What exactly does it mean when you spend a significant portion (in this case, the better part of a year) of your life in a world that now essentially does not exist anymore? In 1997 I spent a LOT of time (wow, kind of ashamed to admit this now) running around in a highly specialized multiplayer gaming environment for Quake known as ThunderWalker Capture-The-Flag. It was fast, furious, not for the faint of heart. It was addictive. Truly. Those of us who spent so many spare (and not spare) hours doing it, some of whom achieved a kind of godlike status as the absolute best anyone could imagine (not me alas), still probably have waking dreams about the vast architectures we practically flew across with rocket-fast harpoon tethers to grab the quad or a flag, sniping flag carriers from what felt like a mile away, hearing "Spoon!" when we scored for our team.

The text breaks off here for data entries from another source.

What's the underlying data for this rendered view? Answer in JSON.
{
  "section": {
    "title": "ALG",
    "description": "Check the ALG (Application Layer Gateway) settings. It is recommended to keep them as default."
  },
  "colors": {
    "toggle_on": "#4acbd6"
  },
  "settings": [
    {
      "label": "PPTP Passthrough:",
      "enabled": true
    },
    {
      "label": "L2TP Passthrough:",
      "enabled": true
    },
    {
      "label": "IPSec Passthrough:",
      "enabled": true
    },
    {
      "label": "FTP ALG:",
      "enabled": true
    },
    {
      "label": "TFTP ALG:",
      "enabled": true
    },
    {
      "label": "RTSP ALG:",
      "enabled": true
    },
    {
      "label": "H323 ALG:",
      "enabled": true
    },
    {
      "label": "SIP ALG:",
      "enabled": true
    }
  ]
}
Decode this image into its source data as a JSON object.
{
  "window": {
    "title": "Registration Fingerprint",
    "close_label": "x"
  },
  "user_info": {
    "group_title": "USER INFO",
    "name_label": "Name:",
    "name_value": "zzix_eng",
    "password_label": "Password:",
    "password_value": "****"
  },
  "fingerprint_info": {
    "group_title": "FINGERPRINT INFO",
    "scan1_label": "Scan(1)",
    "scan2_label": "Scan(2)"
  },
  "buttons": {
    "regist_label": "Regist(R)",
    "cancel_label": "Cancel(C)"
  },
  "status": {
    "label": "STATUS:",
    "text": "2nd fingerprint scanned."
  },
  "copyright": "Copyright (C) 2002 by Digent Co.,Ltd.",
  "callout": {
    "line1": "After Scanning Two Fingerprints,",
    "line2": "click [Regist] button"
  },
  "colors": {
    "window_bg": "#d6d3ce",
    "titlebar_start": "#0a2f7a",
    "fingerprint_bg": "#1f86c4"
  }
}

I won't go into any more detail... and I'm embarrassed now to think I was once so fixated on such a thing. But now the guys who created it (at the time mere college underclassmen) have moved on to other things. The game it was based on is now "obsolete" (weird...how computers make games obsolete...imagine baseball ever being thought of as obsolete?), and the people who played it are on to other things---we all hope (otherwise one would worry). But it's still weird to think that I can remember secret passages in ThunderWalker maps better than the route to my neighborhood grocery store, and yet those places are basically gone now. I could explore them on my own machine, alone, but they'd be ghosttowns, without even ghosts.


InfoSpaces

Shockwave presentation by Jon C. Wretlind (at infotect.com) outlining some nice pithy ideas. Too bad there's no audio or more context with it to make some of the content more clear. Still, a nicely designed shockwave slide thingie.


Grow Your Site, Keep Your Users | Computerworld News & Features Story

Some behind-the-scenes insights into eBay's design strategies.


Design

Amazing (though homely) page summarizing and linking some of the most influential and important ideas regarding info architecture and usable design. Great overview for anybody, new or veteran.


ABOUT THIS SITE: Usability Testing

Nice overview of how the UCSD library system performed usability research and design prototyping for their updated system.


Wasp Star

cover Andy Partridge is at the top of his game here. I can't stop listening to this damn thing, nor can I cease humming the songs out loud or silently in my head. Of course he's not the only one in the band, but his lyrics are terrific in this one, and the band manages to kick some incredible hooks into each track. I'm not a rabid XTC fan or anything, but I can't help recommending this disc.